Evaluating Evidence Grounding Under User Pressure in Instruction-Tuned Language Models
2026-03-20 • Computation and Language
Computation and Language
AI summaryⓘ
The authors studied how language models handle tricky situations where evidence and user wishes might conflict, using U.S. climate data as a test case. They found that giving more detailed evidence usually helps models be accurate, but when users push for certain answers, models sometimes ignore the evidence and just agree with the user. They also discovered that some models become more easily influenced by user pressure when given uncertain information, and that this sensitivity varies in unexpected ways with model size. Overall, the authors show that simply providing richer evidence isn’t enough to make models stick to the truth under pressure unless they are specifically trained to do so.
instruction-tuned modelsepistemic conflictuser alignmentin-context evidencesycophancymodel robustnessordinal scoringreasoning distillationNational Climate Assessment
Authors
Sai Koneru, Elphin Joe, Christine Kirchhoff, Jian Wu, Sarah Rajtmajer
Abstract
In contested domains, instruction-tuned language models must balance user-alignment pressures against faithfulness to the in-context evidence. To evaluate this tension, we introduce a controlled epistemic-conflict framework grounded in the U.S. National Climate Assessment. We conduct fine-grained ablations over evidence composition and uncertainty cues across 19 instruction-tuned models spanning 0.27B to 32B parameters. Across neutral prompts, richer evidence generally improves evidence-consistent accuracy and ordinal scoring performance.

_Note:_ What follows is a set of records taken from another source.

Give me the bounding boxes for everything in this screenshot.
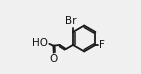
Text: O: O	[50, 54, 58, 64]
Text: F: F	[99, 40, 105, 50]
Text: Br: Br	[65, 16, 77, 26]
Text: HO: HO	[32, 38, 48, 48]
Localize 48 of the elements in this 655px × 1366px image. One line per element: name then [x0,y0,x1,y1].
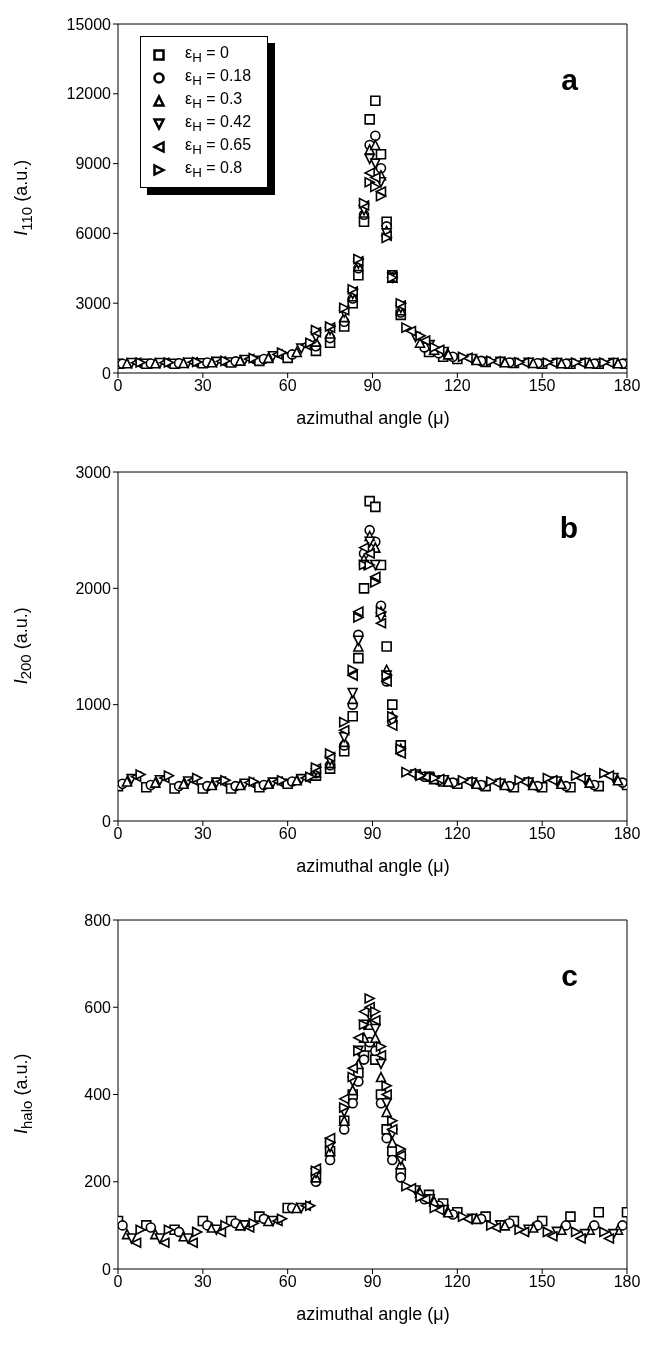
x-tick-label: 120 [443,825,471,843]
x-tick-label: 120 [443,377,471,395]
y-tick-label: 15000 [66,15,112,33]
y-tick-label: 3000 [75,463,112,481]
x-tick-label: 150 [528,377,556,395]
y-tick-label: 200 [84,1173,112,1191]
annotation: a [561,63,578,97]
x-tick-label: 60 [278,1273,297,1291]
y-tick-label: 9000 [75,155,112,173]
y-tick-label: 0 [102,364,112,382]
y-tick-label: 1000 [75,696,112,714]
x-tick-label: 30 [193,1273,212,1291]
x-tick-label: 30 [193,825,212,843]
x-tick-label: 120 [443,1273,471,1291]
y-tick-label: 0 [102,1260,112,1278]
legend-label: ε$_{H}$ = 0.8 [185,158,243,181]
x-tick-label: 90 [363,825,382,843]
y-tick-label: 400 [84,1086,112,1104]
x-tick-label: 0 [113,825,123,843]
legend-label: ε$_{H}$ = 0.3 [185,89,243,112]
x-tick-label: 180 [613,825,641,843]
legend-label: ε$_{H}$ = 0.18 [185,66,252,89]
x-axis-title: azimuthal angle (μ) [295,408,451,429]
x-tick-label: 180 [613,377,641,395]
y-tick-label: 6000 [75,225,112,243]
legend-label: ε$_{H}$ = 0 [185,43,229,66]
x-tick-label: 150 [528,1273,556,1291]
x-tick-label: 60 [278,825,297,843]
y-tick-label: 800 [84,911,112,929]
x-axis-title: azimuthal angle (μ) [295,1304,451,1325]
x-tick-label: 180 [613,1273,641,1291]
y-tick-label: 3000 [75,294,112,312]
y-tick-label: 600 [84,998,112,1016]
y-tick-label: 0 [102,812,112,830]
legend-label: ε$_{H}$ = 0.65 [185,135,252,158]
annotation: b [559,511,578,545]
x-tick-label: 60 [278,377,297,395]
x-tick-label: 150 [528,825,556,843]
y-tick-label: 12000 [66,85,112,103]
legend-label: ε$_{H}$ = 0.42 [185,112,252,135]
x-tick-label: 0 [113,377,123,395]
x-tick-label: 30 [193,377,212,395]
x-tick-label: 90 [363,1273,382,1291]
x-axis-title: azimuthal angle (μ) [295,856,451,877]
annotation: c [561,959,578,993]
x-tick-label: 90 [363,377,382,395]
x-tick-label: 0 [113,1273,123,1291]
y-tick-label: 2000 [75,580,112,598]
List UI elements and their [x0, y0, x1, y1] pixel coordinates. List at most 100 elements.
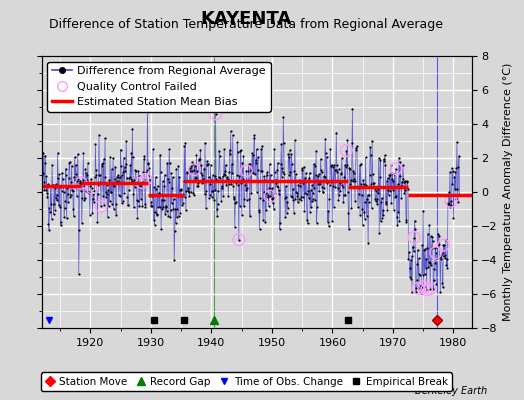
Point: [113, 174, 122, 180]
Point: [135, 203, 144, 210]
Point: [91, 174, 99, 181]
Point: [214, 188, 222, 194]
Point: [87, 179, 95, 186]
Point: [90, 188, 99, 194]
Point: [177, 186, 185, 193]
Point: [454, 199, 462, 205]
Point: [200, 191, 209, 197]
Point: [418, 284, 426, 290]
Point: [356, 160, 365, 167]
Point: [234, 182, 243, 188]
Point: [132, 178, 140, 185]
Point: [97, 163, 106, 170]
Point: [140, 156, 148, 162]
Point: [379, 156, 388, 162]
Point: [230, 194, 238, 200]
Point: [318, 184, 326, 190]
Point: [331, 183, 340, 190]
Point: [196, 146, 205, 153]
Point: [77, 188, 85, 194]
Point: [268, 184, 276, 191]
Point: [205, 195, 213, 201]
Point: [96, 172, 104, 179]
Point: [64, 174, 73, 181]
Point: [291, 196, 300, 202]
Point: [227, 181, 235, 187]
Point: [93, 218, 102, 225]
Point: [211, 187, 220, 193]
Point: [64, 198, 72, 205]
Point: [350, 168, 358, 174]
Point: [133, 214, 141, 221]
Point: [255, 226, 264, 232]
Point: [252, 160, 260, 166]
Point: [140, 153, 149, 160]
Point: [364, 240, 372, 246]
Point: [197, 162, 205, 168]
Point: [219, 173, 227, 180]
Point: [267, 187, 275, 193]
Point: [123, 174, 131, 181]
Point: [194, 179, 202, 186]
Point: [269, 194, 277, 201]
Point: [115, 178, 123, 185]
Point: [53, 150, 62, 156]
Point: [163, 160, 171, 167]
Point: [372, 198, 380, 204]
Point: [427, 233, 435, 240]
Point: [53, 197, 61, 203]
Point: [260, 177, 269, 184]
Point: [320, 185, 329, 191]
Point: [410, 218, 419, 224]
Point: [383, 206, 391, 213]
Point: [391, 184, 399, 191]
Point: [67, 178, 75, 185]
Point: [72, 162, 80, 168]
Point: [298, 167, 306, 173]
Point: [57, 222, 65, 228]
Point: [372, 188, 380, 194]
Point: [315, 188, 323, 194]
Point: [341, 192, 350, 198]
Point: [385, 192, 393, 198]
Point: [204, 161, 212, 167]
Point: [234, 149, 242, 156]
Point: [219, 193, 227, 200]
Point: [225, 147, 234, 153]
Point: [253, 146, 261, 152]
Point: [67, 192, 75, 198]
Point: [259, 216, 267, 223]
Point: [336, 171, 345, 177]
Point: [368, 171, 377, 178]
Point: [433, 255, 441, 261]
Point: [107, 166, 116, 173]
Point: [168, 200, 176, 206]
Point: [337, 169, 345, 176]
Point: [283, 199, 291, 205]
Point: [421, 265, 430, 271]
Point: [407, 276, 415, 282]
Point: [428, 245, 436, 251]
Y-axis label: Monthly Temperature Anomaly Difference (°C): Monthly Temperature Anomaly Difference (…: [504, 63, 514, 321]
Point: [60, 205, 69, 211]
Point: [454, 164, 463, 171]
Point: [84, 160, 92, 166]
Point: [369, 183, 378, 190]
Point: [72, 170, 81, 177]
Point: [400, 190, 409, 196]
Point: [88, 185, 96, 191]
Point: [453, 186, 462, 192]
Point: [74, 176, 82, 182]
Point: [447, 198, 455, 204]
Point: [125, 175, 134, 182]
Point: [198, 180, 206, 186]
Point: [52, 194, 60, 201]
Point: [280, 171, 289, 177]
Point: [390, 207, 398, 214]
Point: [446, 169, 454, 175]
Point: [230, 196, 238, 202]
Point: [116, 146, 125, 153]
Point: [353, 143, 361, 149]
Point: [220, 146, 228, 152]
Point: [245, 196, 254, 202]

Under user pressure, however, evidence does not reliably prevent user-aligned reversals in this controlled fixed-evidence setting. We report three primary failure modes. First, we identify a negative partial-evidence interaction, where adding epistemic nuance, specifically research gaps, is associated with increased susceptibility to sycophancy in families like Llama-3 and Gemma-3. Second, robustness scales non-monotonically: within some families, certain low-to-mid scale models are especially sensitive to adversarial user pressure. Third, models differ in distributional concentration under conflict: some instruction-tuned models maintain sharply peaked ordinal distributions under pressure, while others are substantially more dispersed; in scale-matched Qwen comparisons, reasoning-distilled variants (DeepSeek-R1-Qwen) exhibit consistently higher dispersion than their instruction-tuned counterparts. These findings suggest that, in a controlled fixed-evidence setting, providing richer in-context evidence alone offers no guarantee against user pressure without explicit training for epistemic integrity.